Le chef du gouvernement tunisien, Mehdi Jomaa, a affirmé dimanche le soutien des Etats-Unis à l'économie tunisienne à condition que les aides soient orientées vers les investissements et que la Tunisie s'engage à établir des réformes sérieuses.
Lors d'une conférence de presse à son retour d'une visite officielle de quatre jours aux Etats-Unis, le chef de l'exécutif tunisien a souligné la «volonté» de la Maison blanche à apporter son soutien économique à son pays à «condition» que la Tunisie s'engage à établir des réformes «sérieuses» et à orienter les aides et les crédits vers les investissements et non vers la consommation.
Qualifiant sa visite de «réussie» car atteignant les «objectifs escomptés», M. Jomaa a évoqué l'octroi par les Etats Unis à la Tunisie d'une garantie de prêt d'une valeur de 500 millions de dollars outre l'accord conclu sur «la poursuite du soutien apporté au Fonds de développement des petites entreprises.
«Le lancement du dialogue stratégique tuniso-américain pourrait ouvrir à la Tunisie de larges perspectives de coopération avec les Etats-Unis et d'accès au marché américain» a relevé le chef du gouvernement qui a salué la levée de l'interdiction de voyage vers la Tunisie qui constitue «un important signal pour les investisseurs et touristes du monde entier.
M. Jomaa a indiqué avoir reçu des promesses de la part des institutions financières mondiales pour que leurs relations avec la Tunisie soient empreintes davantage de «souplesse», à condition d'effectuer les réformes «nécessaires».
S'agissant du domaine technologique, le chef du gouvernement a évoqué ses rencontres avec des responsables de sociétés actives dans le domaine de la technologie, lesquels ont «exprimé leur volonté de travailler avec la Tunisie, tout en demandant, en contrepartie, la préparation d'un environnement propice, à savoir la garantie de la stabilité sécuritaire et la réalisation de réformes au niveau de l'infrastructure».
Concernant le volet sécuritaire, il a été décidé de «renforcer» la coopération pour faire face aux grands défis sécuritaires, dans un contexte de bouleversements et de dangers enregistrés à l'échelle régionale.
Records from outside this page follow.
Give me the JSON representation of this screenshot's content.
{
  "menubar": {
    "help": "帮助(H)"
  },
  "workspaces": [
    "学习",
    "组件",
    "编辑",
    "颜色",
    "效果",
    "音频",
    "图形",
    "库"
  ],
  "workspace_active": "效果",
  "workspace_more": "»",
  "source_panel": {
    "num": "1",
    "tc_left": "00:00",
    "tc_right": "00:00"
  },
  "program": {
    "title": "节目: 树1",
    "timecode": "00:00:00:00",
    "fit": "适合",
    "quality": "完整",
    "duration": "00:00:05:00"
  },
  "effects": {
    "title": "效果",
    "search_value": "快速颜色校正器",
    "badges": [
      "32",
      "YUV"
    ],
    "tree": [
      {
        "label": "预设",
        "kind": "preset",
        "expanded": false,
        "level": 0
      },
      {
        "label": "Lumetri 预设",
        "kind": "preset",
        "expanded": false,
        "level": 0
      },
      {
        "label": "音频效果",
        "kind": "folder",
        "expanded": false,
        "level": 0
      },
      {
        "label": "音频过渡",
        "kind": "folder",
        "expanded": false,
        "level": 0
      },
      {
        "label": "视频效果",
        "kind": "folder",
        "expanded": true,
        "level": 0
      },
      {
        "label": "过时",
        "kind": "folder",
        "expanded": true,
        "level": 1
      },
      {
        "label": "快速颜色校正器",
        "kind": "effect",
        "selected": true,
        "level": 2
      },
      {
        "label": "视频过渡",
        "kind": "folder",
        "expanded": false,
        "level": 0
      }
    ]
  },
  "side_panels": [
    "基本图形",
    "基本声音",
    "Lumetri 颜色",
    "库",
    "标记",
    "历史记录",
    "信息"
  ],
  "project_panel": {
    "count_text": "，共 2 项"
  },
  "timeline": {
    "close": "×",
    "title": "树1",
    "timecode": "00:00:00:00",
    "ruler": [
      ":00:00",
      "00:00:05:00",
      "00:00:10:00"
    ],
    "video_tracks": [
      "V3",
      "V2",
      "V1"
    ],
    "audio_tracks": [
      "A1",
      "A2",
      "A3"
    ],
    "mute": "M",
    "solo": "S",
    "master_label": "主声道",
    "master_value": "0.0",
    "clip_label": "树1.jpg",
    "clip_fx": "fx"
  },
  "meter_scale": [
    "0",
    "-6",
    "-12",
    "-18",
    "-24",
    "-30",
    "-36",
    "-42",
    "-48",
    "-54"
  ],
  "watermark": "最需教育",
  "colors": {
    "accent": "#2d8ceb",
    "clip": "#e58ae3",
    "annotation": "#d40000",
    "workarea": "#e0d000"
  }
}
La coopération sera basée particulièrement, sur le renforcement des équipements pour les forces de sécurité et l'armée».
Depuis sa désignation, en janvier dernier, à la tête du gouvernement indépendant, Mehdi Jomaa tente de remédier à la situation économique désastreuse depuis de déclenchement de la «Révolution du Jasmin» en janvier 2011.
Le gouvernement indépendant, qui a remplacé le gouvernement du mouvement islamiste Ennahdha, fait face à une situation sécuritaire détériorée suite à la recrudescence des attaques de l'organisation «Ansar al chariaa» en 2013.